A Tale of Three Coffees
| August 1, 2018The kupat cholim clinic near my house has kind of become my second home. Not the home-sweet-home type, but the “I’m comfortable enough here to tantrum that I didn’t get the insurance authorization I needed” kind of home.
The nurses and secretaries all know me and they’re always very nice, asking how my baby is doing, doing their best to squeeze blood out of her tiny veins so we don’t have to schlep to a clinic farther from home, and trying to argue with the powers that be that we actually do need the authorization we asked for.
Still, I don’t usually get asked to sit down and have a coffee. Till this morning.
I ran in on my way to work, with a sample of my daughter’s secretions that I needed cultured, because, surprise, surprise, she was sick again.

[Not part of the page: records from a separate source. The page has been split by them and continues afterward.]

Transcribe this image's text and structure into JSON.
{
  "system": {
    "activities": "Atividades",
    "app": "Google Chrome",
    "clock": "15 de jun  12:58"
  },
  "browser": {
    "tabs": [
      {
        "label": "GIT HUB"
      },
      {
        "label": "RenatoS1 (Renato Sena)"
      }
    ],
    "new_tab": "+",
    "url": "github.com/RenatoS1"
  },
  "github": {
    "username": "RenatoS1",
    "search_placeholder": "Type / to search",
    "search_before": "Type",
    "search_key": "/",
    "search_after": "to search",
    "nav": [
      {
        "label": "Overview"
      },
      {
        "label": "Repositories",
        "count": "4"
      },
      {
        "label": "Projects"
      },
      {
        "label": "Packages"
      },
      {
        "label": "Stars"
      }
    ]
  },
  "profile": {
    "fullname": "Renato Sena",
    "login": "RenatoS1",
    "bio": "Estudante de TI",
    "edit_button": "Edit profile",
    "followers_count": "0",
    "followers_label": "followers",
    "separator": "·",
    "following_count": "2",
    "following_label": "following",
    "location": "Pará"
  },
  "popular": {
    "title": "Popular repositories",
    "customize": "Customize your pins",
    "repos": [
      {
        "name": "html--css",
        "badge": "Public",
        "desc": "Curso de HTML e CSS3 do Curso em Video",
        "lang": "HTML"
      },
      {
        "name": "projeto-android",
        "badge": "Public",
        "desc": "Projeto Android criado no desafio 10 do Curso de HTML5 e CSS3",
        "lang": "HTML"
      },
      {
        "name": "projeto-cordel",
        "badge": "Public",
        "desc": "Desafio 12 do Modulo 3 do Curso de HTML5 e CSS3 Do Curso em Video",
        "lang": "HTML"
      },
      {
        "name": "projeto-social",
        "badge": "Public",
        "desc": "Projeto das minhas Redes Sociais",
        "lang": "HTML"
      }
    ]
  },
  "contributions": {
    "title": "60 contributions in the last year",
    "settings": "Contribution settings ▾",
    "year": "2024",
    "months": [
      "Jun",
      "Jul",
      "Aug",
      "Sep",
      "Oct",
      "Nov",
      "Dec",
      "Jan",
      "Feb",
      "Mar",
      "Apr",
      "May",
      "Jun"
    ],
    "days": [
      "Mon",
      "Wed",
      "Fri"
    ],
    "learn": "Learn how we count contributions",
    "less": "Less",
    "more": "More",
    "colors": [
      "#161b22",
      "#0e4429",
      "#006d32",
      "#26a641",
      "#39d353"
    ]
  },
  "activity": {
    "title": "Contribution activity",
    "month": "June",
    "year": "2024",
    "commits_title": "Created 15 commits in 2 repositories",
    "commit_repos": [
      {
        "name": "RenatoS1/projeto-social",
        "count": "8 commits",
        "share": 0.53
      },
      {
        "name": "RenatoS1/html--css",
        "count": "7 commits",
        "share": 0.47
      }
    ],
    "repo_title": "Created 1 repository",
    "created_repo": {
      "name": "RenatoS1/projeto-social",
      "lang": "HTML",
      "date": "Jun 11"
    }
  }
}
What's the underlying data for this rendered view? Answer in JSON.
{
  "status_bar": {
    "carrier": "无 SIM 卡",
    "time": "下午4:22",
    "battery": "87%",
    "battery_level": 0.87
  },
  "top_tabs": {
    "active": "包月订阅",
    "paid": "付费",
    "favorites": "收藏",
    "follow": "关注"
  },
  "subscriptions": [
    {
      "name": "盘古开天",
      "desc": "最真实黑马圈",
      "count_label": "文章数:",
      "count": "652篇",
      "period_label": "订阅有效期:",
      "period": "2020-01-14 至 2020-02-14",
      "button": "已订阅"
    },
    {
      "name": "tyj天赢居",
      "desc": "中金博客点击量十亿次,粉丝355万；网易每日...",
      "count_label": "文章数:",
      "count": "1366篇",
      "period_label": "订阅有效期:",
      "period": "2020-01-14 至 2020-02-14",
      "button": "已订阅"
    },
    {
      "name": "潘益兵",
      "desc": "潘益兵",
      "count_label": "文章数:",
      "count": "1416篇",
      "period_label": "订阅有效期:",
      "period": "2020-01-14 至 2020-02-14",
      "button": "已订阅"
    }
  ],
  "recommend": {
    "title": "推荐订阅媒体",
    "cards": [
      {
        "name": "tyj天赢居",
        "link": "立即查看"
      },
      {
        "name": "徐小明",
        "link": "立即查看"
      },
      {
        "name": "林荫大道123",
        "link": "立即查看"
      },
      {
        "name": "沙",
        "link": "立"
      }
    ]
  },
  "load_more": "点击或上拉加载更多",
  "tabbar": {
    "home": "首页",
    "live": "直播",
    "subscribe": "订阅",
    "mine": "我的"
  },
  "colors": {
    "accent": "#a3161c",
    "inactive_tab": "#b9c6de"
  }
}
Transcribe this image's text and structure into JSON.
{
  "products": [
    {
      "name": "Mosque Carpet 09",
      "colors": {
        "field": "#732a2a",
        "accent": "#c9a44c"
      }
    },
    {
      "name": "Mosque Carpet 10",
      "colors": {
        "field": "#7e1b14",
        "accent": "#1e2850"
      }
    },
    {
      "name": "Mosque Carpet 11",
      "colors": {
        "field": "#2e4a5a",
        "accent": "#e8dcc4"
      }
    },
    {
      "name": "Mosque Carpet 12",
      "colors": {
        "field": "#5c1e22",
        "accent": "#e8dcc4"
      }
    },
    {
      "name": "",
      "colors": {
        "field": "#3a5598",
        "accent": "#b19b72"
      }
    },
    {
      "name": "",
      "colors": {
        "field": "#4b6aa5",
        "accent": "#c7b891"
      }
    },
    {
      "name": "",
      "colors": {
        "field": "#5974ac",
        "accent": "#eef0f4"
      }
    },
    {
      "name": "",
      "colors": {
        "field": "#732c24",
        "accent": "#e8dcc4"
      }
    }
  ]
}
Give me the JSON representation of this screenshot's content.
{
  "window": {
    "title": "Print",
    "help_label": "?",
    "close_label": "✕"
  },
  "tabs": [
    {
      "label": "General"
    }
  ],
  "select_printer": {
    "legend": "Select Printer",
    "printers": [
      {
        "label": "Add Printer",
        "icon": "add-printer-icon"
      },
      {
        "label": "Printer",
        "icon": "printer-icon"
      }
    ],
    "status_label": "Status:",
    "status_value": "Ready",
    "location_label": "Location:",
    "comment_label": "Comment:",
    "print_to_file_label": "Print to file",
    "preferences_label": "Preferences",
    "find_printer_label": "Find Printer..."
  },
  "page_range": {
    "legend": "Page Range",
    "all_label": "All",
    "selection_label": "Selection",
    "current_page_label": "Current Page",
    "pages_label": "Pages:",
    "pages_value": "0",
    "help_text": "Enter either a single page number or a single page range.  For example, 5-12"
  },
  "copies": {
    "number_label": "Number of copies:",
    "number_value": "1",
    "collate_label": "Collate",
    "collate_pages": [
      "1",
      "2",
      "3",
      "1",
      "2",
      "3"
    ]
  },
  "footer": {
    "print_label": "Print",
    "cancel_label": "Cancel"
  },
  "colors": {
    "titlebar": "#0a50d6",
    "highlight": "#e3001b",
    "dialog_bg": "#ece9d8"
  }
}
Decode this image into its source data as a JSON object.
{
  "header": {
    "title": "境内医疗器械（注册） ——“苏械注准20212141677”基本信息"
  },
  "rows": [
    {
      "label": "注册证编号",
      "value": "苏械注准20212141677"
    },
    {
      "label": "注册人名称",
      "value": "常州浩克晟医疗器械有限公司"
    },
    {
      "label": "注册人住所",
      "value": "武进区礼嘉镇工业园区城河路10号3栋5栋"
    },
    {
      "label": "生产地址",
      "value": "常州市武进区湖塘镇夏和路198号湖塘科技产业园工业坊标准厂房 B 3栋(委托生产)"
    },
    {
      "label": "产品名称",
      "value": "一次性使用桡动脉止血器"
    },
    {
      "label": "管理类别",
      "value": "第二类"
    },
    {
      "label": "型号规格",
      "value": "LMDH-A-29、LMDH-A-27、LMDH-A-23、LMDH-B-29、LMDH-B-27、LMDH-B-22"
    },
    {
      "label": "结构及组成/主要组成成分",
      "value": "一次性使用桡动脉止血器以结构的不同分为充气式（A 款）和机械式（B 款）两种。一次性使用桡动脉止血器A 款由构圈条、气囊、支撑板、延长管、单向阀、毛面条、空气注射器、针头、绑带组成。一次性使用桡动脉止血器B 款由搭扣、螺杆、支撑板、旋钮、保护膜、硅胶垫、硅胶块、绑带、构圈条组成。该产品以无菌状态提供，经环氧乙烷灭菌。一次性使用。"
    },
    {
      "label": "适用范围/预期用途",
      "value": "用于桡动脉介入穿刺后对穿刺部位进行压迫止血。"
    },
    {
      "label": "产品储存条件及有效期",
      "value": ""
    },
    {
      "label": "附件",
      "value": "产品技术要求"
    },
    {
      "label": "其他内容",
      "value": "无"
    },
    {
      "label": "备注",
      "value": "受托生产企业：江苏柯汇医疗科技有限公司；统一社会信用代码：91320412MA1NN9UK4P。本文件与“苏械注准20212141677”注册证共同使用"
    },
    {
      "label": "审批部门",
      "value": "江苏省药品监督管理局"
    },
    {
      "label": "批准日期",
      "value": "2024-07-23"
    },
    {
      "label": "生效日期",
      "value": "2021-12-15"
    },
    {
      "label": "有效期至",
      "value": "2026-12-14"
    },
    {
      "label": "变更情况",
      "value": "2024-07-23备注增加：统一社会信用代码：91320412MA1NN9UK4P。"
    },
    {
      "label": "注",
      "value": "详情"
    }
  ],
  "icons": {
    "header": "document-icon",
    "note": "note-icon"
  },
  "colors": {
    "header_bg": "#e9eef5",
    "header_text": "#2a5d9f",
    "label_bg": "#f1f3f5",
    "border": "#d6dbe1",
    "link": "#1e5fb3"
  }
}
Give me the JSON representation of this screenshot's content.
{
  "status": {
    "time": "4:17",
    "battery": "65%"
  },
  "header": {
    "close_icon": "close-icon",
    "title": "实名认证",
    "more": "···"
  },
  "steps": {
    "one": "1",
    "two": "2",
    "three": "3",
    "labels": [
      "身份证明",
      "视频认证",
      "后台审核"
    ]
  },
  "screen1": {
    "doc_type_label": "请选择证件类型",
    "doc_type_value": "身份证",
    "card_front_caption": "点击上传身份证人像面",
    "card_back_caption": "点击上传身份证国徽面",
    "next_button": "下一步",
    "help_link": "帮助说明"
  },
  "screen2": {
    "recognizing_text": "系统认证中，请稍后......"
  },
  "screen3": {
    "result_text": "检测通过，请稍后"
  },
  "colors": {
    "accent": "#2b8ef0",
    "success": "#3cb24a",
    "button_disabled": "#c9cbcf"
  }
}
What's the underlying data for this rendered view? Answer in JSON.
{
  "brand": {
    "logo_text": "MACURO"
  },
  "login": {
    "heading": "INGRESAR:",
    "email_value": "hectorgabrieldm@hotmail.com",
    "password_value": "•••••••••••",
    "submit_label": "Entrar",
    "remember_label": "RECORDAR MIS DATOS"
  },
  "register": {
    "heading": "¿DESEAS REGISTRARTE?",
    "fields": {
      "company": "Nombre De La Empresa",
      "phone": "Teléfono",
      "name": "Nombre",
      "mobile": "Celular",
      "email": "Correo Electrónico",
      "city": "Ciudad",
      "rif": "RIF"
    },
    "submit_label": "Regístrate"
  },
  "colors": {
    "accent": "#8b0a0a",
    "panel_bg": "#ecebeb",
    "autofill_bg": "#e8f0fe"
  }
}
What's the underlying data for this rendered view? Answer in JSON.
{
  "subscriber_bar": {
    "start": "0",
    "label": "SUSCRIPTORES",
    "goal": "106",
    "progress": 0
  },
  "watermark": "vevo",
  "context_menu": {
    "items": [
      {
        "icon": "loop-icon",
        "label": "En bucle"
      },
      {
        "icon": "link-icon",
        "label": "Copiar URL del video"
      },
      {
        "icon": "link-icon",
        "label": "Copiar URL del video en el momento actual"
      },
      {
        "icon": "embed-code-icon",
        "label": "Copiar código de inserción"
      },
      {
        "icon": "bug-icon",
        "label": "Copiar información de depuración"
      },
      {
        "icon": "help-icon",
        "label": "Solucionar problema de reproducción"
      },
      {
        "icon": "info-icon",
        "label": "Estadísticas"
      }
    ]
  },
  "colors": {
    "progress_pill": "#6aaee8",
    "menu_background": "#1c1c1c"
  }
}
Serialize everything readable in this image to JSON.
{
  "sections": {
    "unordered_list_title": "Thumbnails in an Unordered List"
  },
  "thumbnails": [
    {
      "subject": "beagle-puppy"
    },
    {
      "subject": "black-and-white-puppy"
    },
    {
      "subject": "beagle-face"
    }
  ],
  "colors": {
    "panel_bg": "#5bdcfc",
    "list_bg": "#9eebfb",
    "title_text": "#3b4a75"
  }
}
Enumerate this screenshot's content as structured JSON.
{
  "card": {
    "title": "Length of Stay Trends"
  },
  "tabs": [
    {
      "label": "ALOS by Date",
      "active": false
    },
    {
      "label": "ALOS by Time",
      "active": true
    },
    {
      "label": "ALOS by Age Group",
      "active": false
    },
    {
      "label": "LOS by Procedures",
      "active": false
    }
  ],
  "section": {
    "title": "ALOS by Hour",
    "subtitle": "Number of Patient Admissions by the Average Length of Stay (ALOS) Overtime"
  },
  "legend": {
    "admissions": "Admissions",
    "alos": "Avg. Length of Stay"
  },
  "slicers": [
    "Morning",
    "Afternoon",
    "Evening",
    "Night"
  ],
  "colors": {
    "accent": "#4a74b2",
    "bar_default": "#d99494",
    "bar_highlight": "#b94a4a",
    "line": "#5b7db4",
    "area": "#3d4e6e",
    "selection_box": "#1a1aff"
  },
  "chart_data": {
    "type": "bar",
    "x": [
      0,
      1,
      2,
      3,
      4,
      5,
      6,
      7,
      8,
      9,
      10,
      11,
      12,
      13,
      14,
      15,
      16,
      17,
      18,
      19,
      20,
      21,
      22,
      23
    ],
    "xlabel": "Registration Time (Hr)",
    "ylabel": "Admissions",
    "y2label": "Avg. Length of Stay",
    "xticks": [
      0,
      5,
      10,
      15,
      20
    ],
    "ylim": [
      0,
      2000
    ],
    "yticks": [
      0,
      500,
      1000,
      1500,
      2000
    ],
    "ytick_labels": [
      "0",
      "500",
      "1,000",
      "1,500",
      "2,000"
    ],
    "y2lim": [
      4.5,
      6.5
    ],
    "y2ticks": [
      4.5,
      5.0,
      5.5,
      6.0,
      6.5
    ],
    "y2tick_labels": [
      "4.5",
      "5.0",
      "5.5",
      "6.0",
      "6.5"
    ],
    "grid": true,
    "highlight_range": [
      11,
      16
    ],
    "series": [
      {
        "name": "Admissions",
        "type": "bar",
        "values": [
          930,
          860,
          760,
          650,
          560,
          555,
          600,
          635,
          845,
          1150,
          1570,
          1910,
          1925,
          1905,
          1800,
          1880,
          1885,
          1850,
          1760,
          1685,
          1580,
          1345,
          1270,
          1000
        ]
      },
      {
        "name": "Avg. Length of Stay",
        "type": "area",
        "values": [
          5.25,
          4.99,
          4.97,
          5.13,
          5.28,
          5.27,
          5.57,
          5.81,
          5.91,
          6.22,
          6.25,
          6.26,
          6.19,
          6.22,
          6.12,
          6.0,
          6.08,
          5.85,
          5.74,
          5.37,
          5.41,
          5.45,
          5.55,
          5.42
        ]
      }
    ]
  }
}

“What happened?” Yocheved the nurse asked.
“She had secretions in one of her lungs,” I started, “and then fever…”
“And desaturations?” Yocheved continued.
“And six liters of oxygen,” I finished.
Yocheved sighed, commiserating.
“Can I make you a coffee?” Adina, the other nurse there, asked, looking up from the culture she was labeling.
“No, thanks,” I said. “I’m running to work.”
“Just for two minutes,” she said. “Sit down and have a coffee.”
“No, thanks,” I said again. “I’m going to buy something.”
“You do that,” said Yocheved. “Go buy an iced coffee and enjoy every drop.”
I smiled. That was the plan. Even Adina couldn’t argue that her hot cup of instant coffee could hold a candle to an iced one from Sam’s.
I thanked Adina and Yocheved and left, hurrying to get my coffee before going to work.
That was the third coffee I’ve been offered by a care provider or paraprofessional in a week, I mused.
The first had been last week, at the end of Aviva’s physical therapy session. Her PT sessions can be hard to watch. Her incredibly dedicated therapist can get really excited over infinitesimal progress, while I sit there thinking, Am I supposed to be excited over that?, simultaneously trying to at least pretend to share in her excitement.
Still, this session had gone relatively well — till the end, at least, when the mother of the child after me asked me if I had tried using a salt pillow to help Aviva’s breathing, and the therapist asked me if I had ever seen a certain acupuncturist. At that point I kind of exploded.
I told them both that we had tried everything (yes to the salt pillow, no to that acupuncturist, but yes to two years of another one) and that they were welcome to ask any of her doctors and hear firsthand that she was just a very complicated kid.
My not-so-subtle message — that I did not want to hear any more — got through. Everyone backed off. I gathered up Aviva and her paraphernalia (monitor, oxygen, suction machine, and the diaper bag that didn’t have enough room for diapers, since it was loaded with the ambu and spare trach), and prepared to leave.
“Can I make you a coffee?” the therapist asked.